Certificate Chain Checker
Analyze PEM bundles, likely order, and hostname fit before you debug trust-store issues
The checker reads PEM certificates, maps issuer and subject relationships, highlights likely leaf and root positions, and optionally compares a hostname against the likely leaf SAN list. It is designed for structural debugging, not public-trust validation.
- Paste the leaf certificate and any intermediates as PEM blocks.
- Add a hostname when you want SAN or common-name guidance for the likely leaf.
- Click Analyze chain and read the recommended leaf-to-root order first.

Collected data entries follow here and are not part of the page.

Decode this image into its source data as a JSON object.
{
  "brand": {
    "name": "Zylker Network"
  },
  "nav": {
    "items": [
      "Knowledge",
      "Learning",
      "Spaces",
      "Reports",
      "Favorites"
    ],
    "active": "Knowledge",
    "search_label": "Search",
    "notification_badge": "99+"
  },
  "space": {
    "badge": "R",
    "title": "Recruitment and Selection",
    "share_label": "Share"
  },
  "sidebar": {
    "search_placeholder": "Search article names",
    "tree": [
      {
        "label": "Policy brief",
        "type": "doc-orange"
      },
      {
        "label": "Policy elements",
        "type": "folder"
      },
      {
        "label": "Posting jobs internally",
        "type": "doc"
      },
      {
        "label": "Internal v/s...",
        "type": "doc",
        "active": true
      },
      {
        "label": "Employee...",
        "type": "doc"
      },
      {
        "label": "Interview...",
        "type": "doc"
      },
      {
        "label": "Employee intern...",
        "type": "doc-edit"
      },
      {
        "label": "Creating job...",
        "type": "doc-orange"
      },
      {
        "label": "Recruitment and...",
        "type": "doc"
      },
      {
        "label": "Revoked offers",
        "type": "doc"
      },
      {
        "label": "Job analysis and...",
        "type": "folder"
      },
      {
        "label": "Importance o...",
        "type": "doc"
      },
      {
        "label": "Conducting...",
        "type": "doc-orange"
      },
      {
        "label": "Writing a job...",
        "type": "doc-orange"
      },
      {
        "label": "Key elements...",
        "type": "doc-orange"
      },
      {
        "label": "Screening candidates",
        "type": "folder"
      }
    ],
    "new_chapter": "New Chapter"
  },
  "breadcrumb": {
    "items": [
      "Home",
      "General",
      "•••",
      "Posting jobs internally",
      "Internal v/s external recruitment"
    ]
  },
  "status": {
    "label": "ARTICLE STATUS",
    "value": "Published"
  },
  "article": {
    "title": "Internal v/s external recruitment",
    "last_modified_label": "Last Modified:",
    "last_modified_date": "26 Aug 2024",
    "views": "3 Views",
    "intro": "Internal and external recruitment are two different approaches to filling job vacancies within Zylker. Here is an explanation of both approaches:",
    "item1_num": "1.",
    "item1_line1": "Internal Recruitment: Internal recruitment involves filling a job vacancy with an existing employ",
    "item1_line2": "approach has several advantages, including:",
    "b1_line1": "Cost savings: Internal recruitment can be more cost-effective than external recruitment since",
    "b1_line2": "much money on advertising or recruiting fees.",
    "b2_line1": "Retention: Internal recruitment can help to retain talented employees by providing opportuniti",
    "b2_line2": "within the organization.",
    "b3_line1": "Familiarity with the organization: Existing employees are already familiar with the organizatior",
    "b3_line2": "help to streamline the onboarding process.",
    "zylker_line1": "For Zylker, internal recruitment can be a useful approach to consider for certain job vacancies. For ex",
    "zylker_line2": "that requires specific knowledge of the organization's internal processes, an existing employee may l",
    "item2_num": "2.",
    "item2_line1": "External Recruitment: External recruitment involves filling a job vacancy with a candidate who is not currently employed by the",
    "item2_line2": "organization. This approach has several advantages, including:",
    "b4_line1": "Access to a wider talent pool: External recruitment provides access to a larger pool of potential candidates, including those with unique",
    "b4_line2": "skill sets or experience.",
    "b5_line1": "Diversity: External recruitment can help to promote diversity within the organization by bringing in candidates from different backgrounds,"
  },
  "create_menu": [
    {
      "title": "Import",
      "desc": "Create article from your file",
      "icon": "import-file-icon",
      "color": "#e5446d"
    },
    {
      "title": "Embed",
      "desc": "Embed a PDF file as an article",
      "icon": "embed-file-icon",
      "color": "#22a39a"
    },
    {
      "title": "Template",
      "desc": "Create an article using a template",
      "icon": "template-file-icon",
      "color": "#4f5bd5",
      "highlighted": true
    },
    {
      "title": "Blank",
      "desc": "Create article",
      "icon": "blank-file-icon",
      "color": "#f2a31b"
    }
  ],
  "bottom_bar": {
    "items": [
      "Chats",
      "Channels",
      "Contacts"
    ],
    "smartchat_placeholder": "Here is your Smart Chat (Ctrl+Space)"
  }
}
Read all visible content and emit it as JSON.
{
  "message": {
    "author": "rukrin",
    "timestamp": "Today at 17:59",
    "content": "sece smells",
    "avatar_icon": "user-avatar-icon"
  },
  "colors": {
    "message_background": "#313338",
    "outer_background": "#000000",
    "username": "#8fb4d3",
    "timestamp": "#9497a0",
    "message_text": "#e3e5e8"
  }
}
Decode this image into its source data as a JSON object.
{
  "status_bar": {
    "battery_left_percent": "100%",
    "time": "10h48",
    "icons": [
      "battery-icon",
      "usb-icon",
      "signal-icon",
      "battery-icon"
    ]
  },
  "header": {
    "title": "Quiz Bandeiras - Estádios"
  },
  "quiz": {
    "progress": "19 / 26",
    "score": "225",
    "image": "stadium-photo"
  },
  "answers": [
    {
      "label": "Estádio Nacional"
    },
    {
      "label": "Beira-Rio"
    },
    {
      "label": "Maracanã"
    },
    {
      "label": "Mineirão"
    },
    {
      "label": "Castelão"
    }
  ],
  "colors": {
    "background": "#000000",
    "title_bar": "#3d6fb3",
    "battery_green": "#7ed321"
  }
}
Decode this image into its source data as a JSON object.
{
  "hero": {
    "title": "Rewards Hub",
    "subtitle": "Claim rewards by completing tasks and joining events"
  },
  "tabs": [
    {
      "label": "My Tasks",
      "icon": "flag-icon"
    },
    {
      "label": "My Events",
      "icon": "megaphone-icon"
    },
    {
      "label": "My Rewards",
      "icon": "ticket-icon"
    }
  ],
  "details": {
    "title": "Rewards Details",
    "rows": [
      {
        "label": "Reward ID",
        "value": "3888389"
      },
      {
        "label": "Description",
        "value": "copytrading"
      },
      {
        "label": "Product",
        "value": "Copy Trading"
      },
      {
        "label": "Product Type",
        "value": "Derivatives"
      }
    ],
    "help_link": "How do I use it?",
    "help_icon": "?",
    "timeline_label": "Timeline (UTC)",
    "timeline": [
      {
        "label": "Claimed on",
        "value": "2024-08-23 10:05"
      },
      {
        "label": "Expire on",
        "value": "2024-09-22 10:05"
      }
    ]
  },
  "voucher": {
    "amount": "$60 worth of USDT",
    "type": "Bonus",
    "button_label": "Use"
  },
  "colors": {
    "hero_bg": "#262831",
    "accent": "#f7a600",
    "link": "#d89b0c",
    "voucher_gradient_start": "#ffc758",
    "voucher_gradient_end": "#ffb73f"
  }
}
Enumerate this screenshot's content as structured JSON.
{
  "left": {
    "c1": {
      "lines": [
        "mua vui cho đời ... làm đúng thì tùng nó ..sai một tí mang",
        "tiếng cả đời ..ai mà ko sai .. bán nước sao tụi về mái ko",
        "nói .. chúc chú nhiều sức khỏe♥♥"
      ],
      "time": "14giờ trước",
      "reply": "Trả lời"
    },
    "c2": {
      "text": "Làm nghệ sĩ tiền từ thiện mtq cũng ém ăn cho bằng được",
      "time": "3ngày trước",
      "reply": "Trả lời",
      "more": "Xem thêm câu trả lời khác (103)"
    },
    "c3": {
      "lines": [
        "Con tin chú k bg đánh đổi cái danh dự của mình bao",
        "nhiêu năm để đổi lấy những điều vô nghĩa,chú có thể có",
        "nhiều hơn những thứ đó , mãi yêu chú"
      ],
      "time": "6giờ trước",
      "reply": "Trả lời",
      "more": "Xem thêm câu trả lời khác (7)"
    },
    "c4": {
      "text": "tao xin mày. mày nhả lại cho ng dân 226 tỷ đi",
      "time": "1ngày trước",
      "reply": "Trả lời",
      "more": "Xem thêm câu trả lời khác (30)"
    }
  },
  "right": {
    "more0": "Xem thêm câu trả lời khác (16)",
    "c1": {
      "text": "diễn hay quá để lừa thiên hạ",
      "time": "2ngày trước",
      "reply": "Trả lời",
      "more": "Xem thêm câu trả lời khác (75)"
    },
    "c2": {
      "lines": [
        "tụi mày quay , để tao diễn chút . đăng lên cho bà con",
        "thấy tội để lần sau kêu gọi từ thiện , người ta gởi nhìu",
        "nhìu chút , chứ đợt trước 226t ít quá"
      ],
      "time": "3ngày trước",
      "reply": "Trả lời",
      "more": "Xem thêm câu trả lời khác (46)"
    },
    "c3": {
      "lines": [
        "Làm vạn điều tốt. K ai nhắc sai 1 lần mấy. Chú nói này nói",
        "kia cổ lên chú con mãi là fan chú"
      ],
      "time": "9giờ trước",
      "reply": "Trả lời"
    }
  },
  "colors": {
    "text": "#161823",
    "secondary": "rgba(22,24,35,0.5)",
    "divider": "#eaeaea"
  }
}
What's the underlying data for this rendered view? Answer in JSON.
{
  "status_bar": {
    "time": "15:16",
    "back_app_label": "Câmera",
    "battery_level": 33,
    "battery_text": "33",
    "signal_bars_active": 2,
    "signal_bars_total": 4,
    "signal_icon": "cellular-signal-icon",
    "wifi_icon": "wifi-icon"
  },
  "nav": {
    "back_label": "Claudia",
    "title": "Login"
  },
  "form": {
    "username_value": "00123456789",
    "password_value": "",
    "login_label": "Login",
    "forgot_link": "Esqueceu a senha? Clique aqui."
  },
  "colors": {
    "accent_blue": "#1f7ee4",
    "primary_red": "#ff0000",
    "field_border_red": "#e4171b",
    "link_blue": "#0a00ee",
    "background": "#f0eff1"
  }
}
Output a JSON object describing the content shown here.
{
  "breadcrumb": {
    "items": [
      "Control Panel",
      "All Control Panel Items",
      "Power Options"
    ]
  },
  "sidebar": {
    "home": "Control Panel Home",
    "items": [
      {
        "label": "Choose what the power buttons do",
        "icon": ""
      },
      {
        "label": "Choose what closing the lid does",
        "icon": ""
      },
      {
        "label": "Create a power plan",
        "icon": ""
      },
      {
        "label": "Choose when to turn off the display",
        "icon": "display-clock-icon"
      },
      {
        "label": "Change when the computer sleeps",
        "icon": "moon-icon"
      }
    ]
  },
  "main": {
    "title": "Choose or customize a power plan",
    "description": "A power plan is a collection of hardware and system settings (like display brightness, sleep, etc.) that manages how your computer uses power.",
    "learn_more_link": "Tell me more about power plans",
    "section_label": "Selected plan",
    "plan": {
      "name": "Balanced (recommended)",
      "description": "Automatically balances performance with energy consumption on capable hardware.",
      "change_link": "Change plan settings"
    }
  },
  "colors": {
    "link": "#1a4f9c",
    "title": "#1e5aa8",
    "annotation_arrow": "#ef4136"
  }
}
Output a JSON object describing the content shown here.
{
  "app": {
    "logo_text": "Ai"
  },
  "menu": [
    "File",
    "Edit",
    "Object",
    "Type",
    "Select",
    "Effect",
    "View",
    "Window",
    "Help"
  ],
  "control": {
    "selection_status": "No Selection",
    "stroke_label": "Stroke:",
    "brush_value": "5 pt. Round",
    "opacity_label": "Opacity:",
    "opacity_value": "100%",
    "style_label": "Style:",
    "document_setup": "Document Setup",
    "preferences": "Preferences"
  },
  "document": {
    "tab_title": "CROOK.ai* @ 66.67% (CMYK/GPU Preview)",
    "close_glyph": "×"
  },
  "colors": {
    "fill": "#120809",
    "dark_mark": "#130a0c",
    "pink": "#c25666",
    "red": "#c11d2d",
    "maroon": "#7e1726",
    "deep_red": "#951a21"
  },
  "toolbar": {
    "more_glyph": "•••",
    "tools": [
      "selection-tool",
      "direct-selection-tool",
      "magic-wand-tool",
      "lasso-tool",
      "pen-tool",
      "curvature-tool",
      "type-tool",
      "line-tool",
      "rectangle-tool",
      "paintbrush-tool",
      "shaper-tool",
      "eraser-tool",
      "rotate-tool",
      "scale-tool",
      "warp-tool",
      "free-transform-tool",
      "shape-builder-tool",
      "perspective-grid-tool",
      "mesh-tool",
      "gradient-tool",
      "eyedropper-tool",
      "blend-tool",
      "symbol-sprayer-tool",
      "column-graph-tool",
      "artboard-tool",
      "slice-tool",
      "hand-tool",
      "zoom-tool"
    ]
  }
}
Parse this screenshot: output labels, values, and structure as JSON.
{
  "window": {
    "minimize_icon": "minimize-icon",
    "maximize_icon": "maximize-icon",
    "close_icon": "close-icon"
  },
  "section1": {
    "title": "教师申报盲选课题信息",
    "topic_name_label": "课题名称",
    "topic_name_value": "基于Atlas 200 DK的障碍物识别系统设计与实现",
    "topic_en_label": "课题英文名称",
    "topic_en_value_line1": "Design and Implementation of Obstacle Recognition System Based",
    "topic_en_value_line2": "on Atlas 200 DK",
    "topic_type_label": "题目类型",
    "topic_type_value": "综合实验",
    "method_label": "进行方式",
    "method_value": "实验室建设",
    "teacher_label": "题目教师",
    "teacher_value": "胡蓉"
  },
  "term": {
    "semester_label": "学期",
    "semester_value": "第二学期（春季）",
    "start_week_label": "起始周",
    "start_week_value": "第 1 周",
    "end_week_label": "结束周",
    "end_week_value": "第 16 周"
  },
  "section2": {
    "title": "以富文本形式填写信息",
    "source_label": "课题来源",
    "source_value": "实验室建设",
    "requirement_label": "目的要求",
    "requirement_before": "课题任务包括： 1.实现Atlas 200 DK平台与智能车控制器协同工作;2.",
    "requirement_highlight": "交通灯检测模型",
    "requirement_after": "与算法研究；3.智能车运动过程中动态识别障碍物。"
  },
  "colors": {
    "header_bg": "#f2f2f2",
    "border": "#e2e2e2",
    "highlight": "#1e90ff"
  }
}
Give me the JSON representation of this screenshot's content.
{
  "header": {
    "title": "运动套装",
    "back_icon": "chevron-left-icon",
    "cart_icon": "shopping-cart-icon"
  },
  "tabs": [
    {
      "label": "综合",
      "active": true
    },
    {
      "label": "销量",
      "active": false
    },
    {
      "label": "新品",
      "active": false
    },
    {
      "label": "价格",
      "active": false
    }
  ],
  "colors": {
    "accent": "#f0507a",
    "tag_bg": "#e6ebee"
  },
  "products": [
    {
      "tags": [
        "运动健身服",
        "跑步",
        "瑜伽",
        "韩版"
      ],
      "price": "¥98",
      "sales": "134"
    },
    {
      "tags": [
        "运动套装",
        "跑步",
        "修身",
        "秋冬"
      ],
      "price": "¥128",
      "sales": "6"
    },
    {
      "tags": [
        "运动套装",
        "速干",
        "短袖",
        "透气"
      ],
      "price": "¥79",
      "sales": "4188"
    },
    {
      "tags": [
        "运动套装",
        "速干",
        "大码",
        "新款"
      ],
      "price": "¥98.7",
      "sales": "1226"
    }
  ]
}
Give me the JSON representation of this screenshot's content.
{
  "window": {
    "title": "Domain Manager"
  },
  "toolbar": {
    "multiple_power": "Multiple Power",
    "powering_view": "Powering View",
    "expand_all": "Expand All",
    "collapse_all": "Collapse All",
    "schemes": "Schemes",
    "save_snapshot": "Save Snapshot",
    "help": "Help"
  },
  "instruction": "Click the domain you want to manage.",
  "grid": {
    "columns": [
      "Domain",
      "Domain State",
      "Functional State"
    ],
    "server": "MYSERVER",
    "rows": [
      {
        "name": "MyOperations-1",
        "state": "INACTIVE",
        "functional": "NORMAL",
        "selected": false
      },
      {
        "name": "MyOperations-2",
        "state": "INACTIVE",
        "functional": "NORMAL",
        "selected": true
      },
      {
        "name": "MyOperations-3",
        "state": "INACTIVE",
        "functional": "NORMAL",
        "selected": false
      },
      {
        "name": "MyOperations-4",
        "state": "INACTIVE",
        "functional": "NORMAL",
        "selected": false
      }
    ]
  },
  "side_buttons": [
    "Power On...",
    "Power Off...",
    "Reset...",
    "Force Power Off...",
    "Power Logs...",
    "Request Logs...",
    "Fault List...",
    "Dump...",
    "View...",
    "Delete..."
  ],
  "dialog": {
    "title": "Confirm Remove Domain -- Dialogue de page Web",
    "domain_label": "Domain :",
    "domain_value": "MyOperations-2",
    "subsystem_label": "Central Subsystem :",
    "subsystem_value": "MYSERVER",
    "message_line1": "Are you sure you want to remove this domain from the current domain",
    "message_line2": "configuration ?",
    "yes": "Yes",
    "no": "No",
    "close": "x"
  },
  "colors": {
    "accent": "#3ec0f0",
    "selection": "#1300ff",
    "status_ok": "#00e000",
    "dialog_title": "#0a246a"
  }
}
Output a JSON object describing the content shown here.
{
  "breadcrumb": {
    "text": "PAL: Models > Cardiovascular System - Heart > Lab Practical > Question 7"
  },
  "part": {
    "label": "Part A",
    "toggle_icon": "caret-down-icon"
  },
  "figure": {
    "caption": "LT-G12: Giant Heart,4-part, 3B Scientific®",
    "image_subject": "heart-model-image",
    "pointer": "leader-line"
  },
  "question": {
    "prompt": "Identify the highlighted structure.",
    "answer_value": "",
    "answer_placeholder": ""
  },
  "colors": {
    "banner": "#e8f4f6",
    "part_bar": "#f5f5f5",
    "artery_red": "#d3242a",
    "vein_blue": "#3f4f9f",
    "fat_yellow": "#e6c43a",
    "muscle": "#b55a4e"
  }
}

- Use the warning list to spot missing issuers, duplicates, or unusual self-signed leaf material.
This page does not check revocation, fetch intermediates, consult a browser trust store, or guarantee that a public browser would accept the chain. It tells you whether the pasted bundle looks structurally coherent and whether the leaf hostname claim appears to line up.
Can this tell me whether Chrome or Safari will trust the chain?
No. This page does not load a platform trust store or perform full path validation.
Why does a hostname mismatch still show a parsed chain?
Because hostname matching is a warning on top of structural analysis. The certificates can still parse and order correctly while the leaf names do not fit your requested host.
Does the order of PEM blocks matter?
Many servers expect a leaf-to-root style bundle. This page calls out when the pasted sequence looks out of order.